Empathy Meditation
Bring to mind someone whom you care dearly for. Allow yourself to be aware that this person has a life that may extend far beyond your experience of him or her, a story that runs just as deep as your, that is filled with their own hopes, dreams, fears and struggles.
Picture this person going through their life cycle, imagining what they might have faced and felt at each stage:
As a newborn, born into a confusion world that they didn’t understand, totally reliant on others for life
As a toddler, learning to move about the world, influenced by their family, other caretakers, and environment.
As a child, entering school, making friends, perhaps experiencing rejection
As an adolescent, struggling to define themselves and to fit in with peers, perhaps experiencing being left out. What might their relationships with their families and others looked like? How might these have shaped them?

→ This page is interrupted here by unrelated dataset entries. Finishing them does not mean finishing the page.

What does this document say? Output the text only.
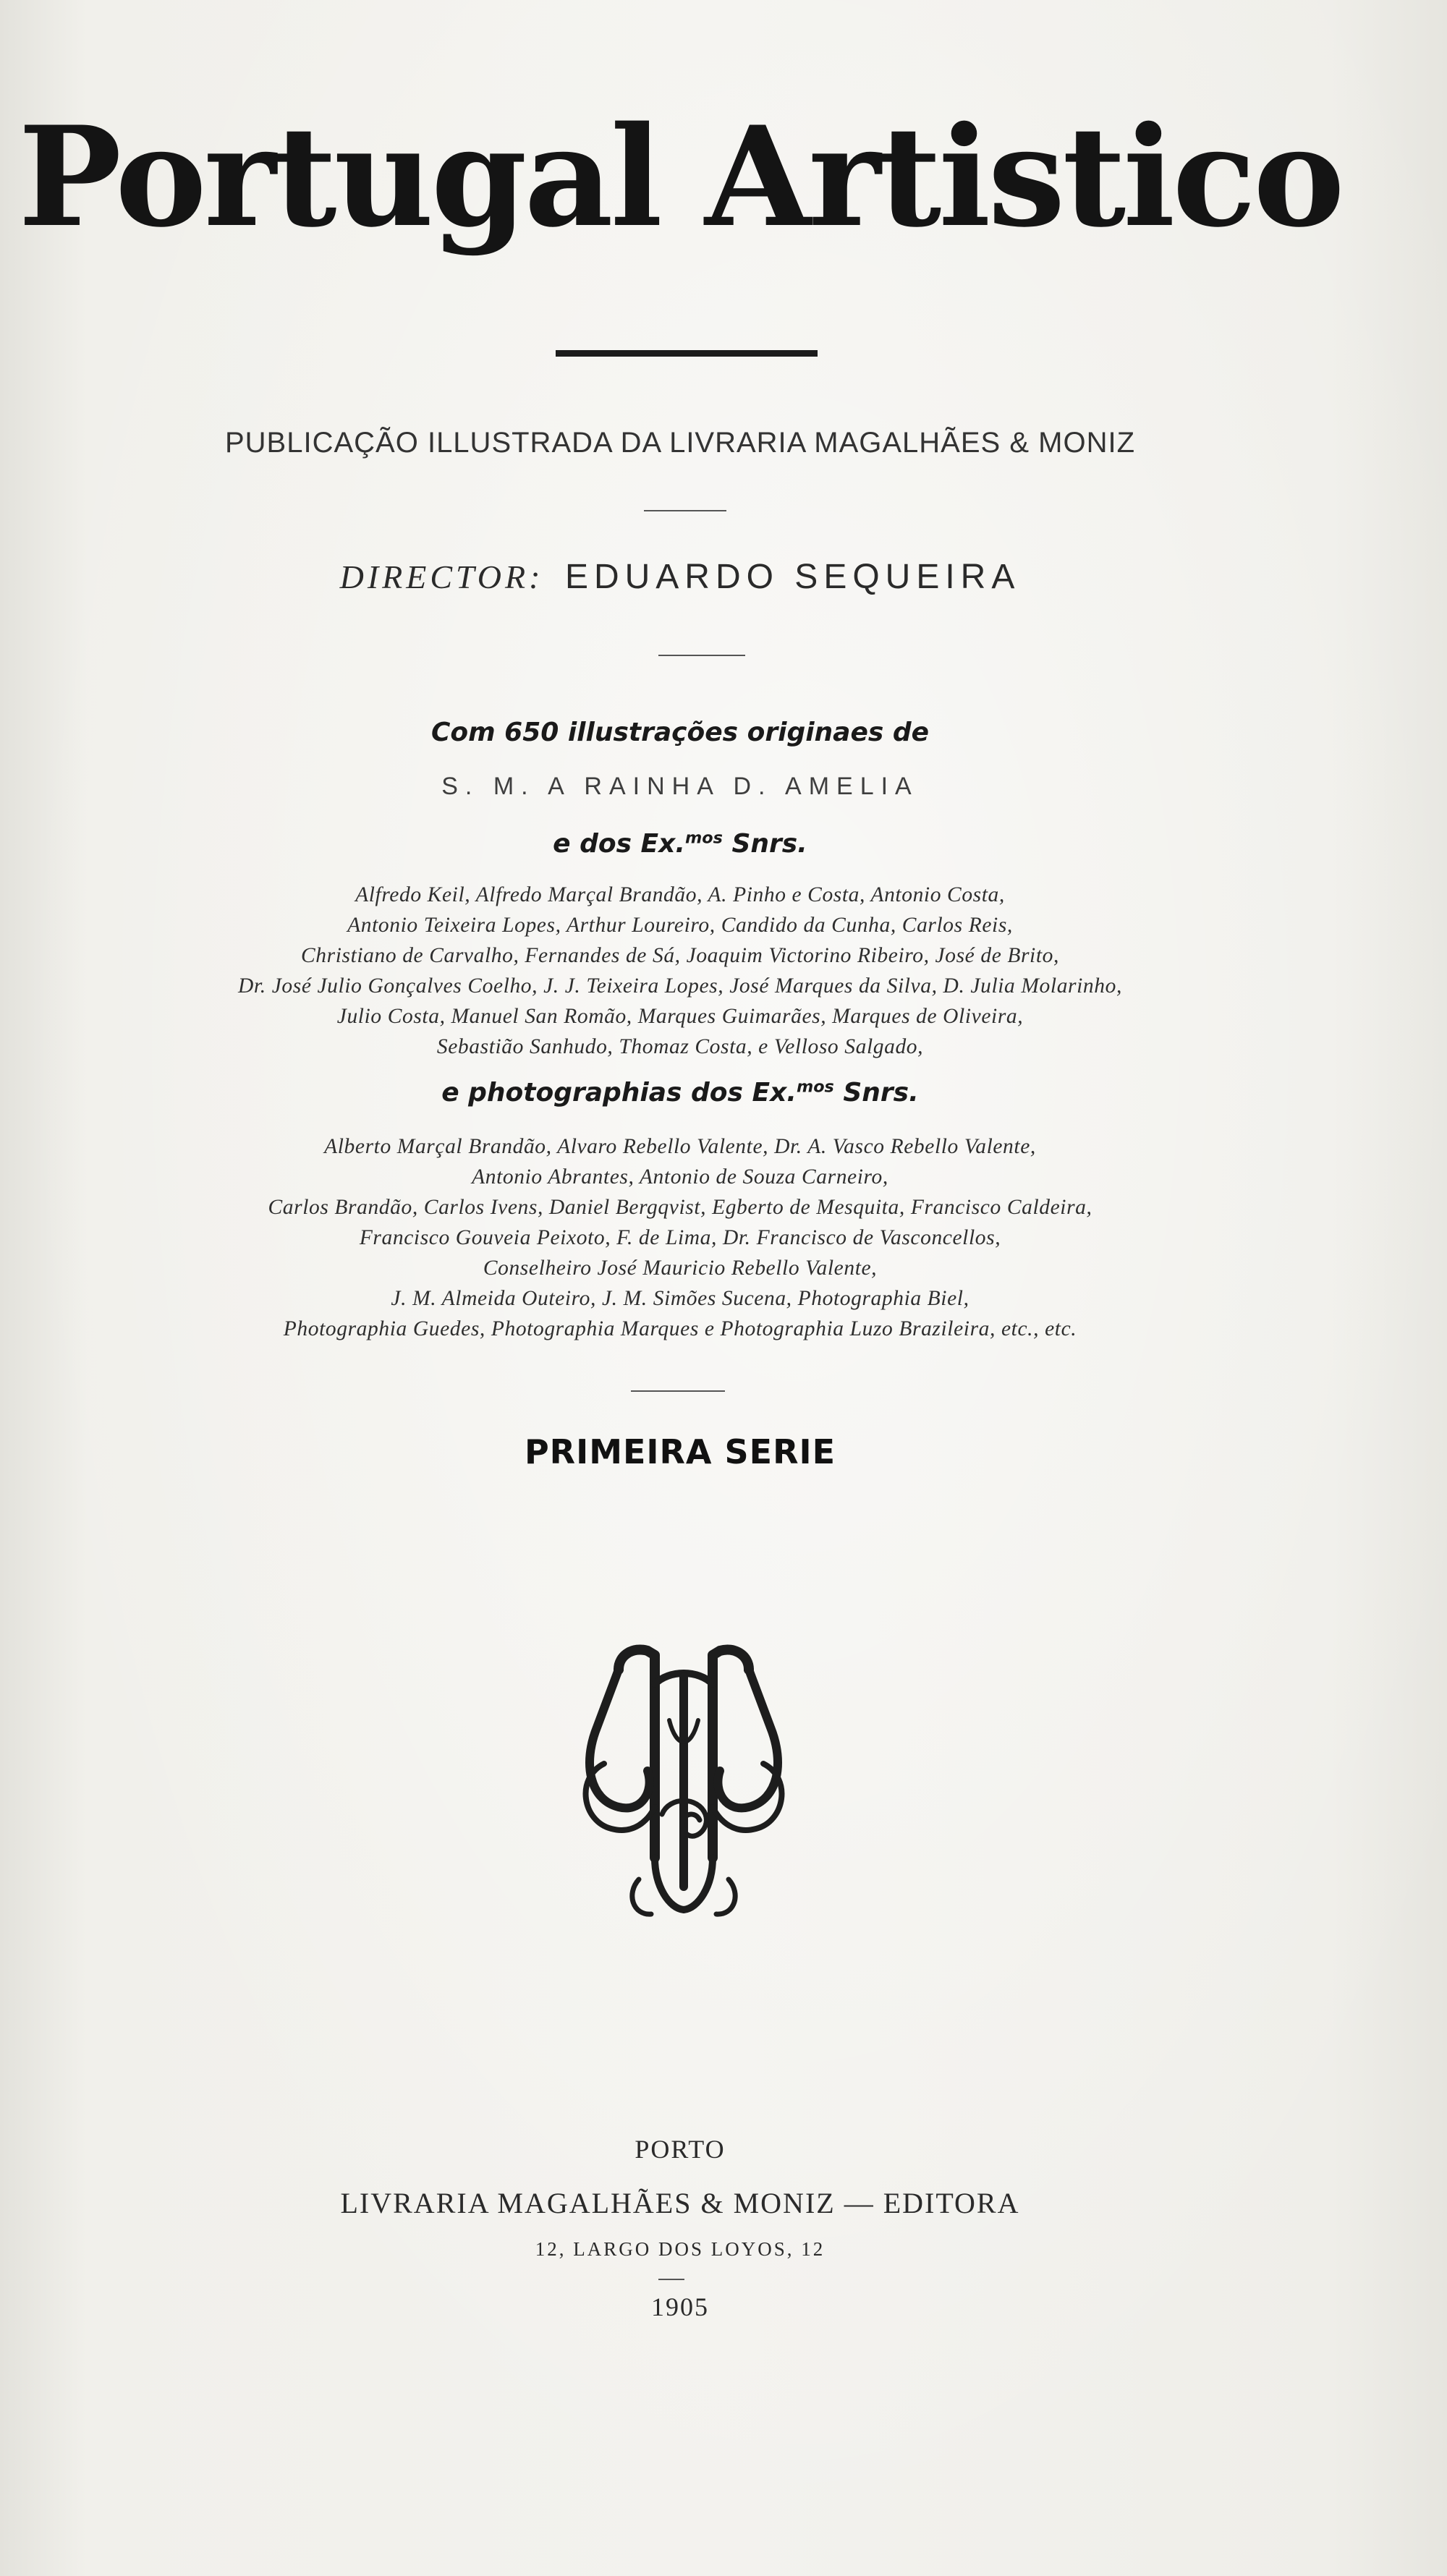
Portugal Artistico
PUBLICAÇÃO ILLUSTRADA DA LIVRARIA MAGALHÃES & MONIZ
DIRECTOR: EDUARDO SEQUEIRA
Com 650 illustrações originaes de
S. M. A RAINHA D. AMELIA
e dos Ex.$^{mos}$ Snrs.
Alfredo Keil, Alfredo Marçal Brandão, A. Pinho e Costa, Antonio Costa,
Antonio Teixeira Lopes, Arthur Loureiro, Candido da Cunha, Carlos Reis,
Christiano de Carvalho, Fernandes de Sá, Joaquim Victorino Ribeiro, José de Brito,
Dr. José Julio Gonçalves Coelho, J. J. Teixeira Lopes, José Marques da Silva, D. Julia Molarinho,
Julio Costa, Manuel San Romão, Marques Guimarães, Marques de Oliveira,
Sebastião Sanhudo, Thomaz Costa, e Velloso Salgado,
e photographias dos Ex.$^{mos}$ Snrs.
Alberto Marçal Brandão, Alvaro Rebello Valente, Dr. A. Vasco Rebello Valente,
Antonio Abrantes, Antonio de Souza Carneiro,
Carlos Brandão, Carlos Ivens, Daniel Bergqvist, Egberto de Mesquita, Francisco Caldeira,
Francisco Gouveia Peixoto, F. de Lima, Dr. Francisco de Vasconcellos,
Conselheiro José Mauricio Rebello Valente,
J. M. Almeida Outeiro, J. M. Simões Sucena, Photographia Biel,
Photographia Guedes, Photographia Marques e Photographia Luzo Brazileira, etc., etc.
PRIMEIRA SERIE
PORTO
LIVRARIA MAGALHÃES & MONIZ — EDITORA
12, LARGO DOS LOYOS, 12
1905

As a young adult, with hopes and dreams, striving to take their place in the world. Again, what types of relationships might they have had with others and how might this have affected this person?

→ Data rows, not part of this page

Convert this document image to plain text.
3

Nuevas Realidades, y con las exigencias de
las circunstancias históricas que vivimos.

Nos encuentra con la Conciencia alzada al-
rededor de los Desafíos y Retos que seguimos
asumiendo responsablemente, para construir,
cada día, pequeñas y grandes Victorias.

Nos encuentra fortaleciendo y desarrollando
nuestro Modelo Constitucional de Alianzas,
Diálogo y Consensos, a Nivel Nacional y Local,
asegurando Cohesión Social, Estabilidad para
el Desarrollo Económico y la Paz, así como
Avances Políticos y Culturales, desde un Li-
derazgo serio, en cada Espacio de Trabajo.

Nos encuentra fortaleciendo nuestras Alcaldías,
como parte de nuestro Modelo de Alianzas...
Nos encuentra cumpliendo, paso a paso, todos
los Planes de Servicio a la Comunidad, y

Moving through adulthood, establishing priorities, settling into a rhythm of life, experiencing successes and upheavals, and moving on
As an elder, observing their physical strength beginning to fade even as their wisdom grows
On their deathbed, looking back on their life, and closing their eyes
This person, born with a pure mind, just like you, wants to be happy and not to suffer.
Allow yourself to be filled with the kind wish that he or she may have a life filled with happiness and peace, that his or her life may be free from suffering and the causes of suffering.

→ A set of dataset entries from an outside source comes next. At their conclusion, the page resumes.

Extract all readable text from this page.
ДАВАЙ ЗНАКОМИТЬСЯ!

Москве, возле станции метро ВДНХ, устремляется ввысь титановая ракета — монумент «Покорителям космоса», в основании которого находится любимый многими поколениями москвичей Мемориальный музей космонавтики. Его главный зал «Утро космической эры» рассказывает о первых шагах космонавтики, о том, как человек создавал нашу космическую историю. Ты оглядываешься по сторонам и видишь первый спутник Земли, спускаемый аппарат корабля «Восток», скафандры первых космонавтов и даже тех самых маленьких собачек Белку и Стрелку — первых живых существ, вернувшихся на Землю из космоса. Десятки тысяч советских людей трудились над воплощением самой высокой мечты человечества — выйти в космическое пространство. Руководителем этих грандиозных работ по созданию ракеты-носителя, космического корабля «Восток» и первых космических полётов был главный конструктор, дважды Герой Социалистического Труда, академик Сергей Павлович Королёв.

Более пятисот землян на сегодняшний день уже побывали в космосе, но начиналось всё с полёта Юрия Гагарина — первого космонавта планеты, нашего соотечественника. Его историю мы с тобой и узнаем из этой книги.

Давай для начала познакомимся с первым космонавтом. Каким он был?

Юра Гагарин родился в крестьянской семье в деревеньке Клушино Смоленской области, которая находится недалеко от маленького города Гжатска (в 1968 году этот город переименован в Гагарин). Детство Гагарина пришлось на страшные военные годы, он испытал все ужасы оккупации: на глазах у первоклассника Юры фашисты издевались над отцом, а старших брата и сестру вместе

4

Repeat the meditation for someone with whom you are unfamiliar or about whom you have no definite opinion.
Lastly, bring to mind someone that you have a difficult relationship with. You might first do this meditation with someone that annoys or irritates you, perhaps graduating over time to those who are very difficult, even using, e.g., national political figures, those who might be harming many people, and such. As you bring this person to mind, do so with an aspiration to better understand this person so that compassion might be cultivated.